Causal Exclusion
The causal exclusion problem (Jaegwon Kim) is the argument that non-reductive physicalism — the view that mental or higher-level properties are real but not identical to physical properties — cannot coherently claim that those higher-level properties have genuine causal powers.
The argument: if every physical event P has a sufficient physical cause C, and a mental event M is supposed to also cause P, then either M = C (reduction) or there are two sufficient causes of P (overdetermination), or M does not really cause P (epiphenomenalism). None of these options is comfortable for the non-reductive physicalist who wants mental causation to be real and irreducible.

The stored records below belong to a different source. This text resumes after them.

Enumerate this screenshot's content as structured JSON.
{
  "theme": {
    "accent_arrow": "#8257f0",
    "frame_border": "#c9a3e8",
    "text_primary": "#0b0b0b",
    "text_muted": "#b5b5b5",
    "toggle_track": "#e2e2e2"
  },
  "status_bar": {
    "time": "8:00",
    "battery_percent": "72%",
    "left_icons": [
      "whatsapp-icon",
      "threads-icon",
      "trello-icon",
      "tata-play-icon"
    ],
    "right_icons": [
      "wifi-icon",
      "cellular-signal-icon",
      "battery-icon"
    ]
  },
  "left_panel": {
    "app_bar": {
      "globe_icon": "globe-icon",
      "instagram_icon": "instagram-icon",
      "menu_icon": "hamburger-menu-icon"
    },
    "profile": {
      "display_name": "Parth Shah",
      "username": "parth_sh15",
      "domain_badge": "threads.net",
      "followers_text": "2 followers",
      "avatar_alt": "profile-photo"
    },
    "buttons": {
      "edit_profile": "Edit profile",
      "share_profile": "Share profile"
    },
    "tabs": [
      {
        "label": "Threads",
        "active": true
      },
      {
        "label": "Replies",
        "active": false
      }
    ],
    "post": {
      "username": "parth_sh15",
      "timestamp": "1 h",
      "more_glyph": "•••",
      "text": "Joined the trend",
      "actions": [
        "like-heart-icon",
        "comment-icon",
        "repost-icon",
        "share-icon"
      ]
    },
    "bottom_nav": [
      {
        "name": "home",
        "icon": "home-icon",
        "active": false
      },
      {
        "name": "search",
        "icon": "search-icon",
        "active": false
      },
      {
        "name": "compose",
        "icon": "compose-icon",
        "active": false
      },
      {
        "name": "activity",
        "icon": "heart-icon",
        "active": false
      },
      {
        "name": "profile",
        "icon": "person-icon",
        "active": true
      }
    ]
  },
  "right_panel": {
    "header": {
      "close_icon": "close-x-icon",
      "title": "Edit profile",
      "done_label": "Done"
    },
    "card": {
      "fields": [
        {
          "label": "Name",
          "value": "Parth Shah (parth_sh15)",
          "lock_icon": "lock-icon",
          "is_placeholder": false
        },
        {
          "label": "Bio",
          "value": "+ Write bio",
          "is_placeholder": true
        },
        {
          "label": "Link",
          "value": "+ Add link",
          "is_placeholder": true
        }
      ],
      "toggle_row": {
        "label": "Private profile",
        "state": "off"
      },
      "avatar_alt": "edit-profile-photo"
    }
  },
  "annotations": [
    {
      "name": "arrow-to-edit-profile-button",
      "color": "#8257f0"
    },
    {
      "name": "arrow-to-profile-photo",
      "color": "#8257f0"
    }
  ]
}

The problem generalizes far beyond philosophy of mind: it afflicts any theory that posits Downward Causation — including systems-theoretic claims that higher-level patterns constrain lower-level components. If the lower level is causally sufficient, the higher level is idle. If the higher level has genuine causal power, the lower level is insufficient, which contradicts physicalism.
The most serious responses invoke interventionist causation (causes as the right nodes for intervention, not as metaphysically fundamental) or structural causal models that distribute causal responsibility across levels. Neither fully resolves the tension. The problem survives, as it should: it is tracking a genuine difficulty in thinking about Emergence without equivocating on what 'cause' means.